Within the context of automated manufacturing decision making, a critical facet of digital manufacturing, there’s a fundamental need to generate errors or non-compliances in order for machine learning processes to actually do their learning bit. If every shot lands on target, then the understanding of the dynamic of what contributes to this is obscured. I had a recent experience with a digital manufacturing process development project involving a large UK aeroengine manufacturer where we encountered this exact phenomenon. In a production system where errors and nonconformances are measured in a small number of parts per million (numerically, six-sigma equates to around three defects per million events), the messy stuff at the edge of what’s acceptable is actually gold dust in highlighting manufacturing process vulnerabilities and quality characteristics.

It’s never been easier to generate a very large volume of highly accurate measurement data from manufacturing processes, but how useful is this really if you are drowning in it?

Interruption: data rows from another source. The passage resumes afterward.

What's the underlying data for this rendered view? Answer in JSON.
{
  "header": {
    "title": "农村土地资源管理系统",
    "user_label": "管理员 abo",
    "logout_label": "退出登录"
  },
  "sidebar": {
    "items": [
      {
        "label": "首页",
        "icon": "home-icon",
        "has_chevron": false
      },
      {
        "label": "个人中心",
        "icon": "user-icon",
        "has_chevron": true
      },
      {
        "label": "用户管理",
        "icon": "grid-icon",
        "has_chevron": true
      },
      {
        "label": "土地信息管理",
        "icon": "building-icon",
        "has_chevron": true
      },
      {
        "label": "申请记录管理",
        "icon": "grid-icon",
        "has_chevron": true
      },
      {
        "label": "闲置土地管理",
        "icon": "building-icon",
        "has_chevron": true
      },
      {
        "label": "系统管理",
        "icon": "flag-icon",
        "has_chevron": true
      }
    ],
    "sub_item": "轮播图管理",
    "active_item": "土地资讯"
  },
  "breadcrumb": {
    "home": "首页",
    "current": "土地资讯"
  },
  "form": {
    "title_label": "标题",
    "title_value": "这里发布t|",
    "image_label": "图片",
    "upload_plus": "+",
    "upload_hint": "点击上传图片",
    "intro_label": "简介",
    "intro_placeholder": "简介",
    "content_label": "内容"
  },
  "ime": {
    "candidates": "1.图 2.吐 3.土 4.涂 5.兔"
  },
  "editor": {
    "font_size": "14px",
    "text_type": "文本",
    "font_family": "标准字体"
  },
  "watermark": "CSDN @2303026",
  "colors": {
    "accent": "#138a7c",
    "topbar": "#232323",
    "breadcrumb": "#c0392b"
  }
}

As an analogy of Heisenberg’s uncertainty principle, the more closely you know about the what, the further you get from the why.

Any mechanical, electrical or digital control system requires the existence of an error in order to function. It can be a voyage of discovery to deliberately introduce perturbations into the system to see how it moves, how errors accumulate and multiply and therefore how they can be avoided or how the situation improved. Similarly, production quality systems require a healthy feed of “bad” in order to properly understand what “good” is.

So, it’s not necessarily about getting it right, but about what you do with the information which comes from measurement. There’s a saying that good judgement comes from experience, and experience comes from bad judgements. Or … you have to break a few eggs to make an omelette.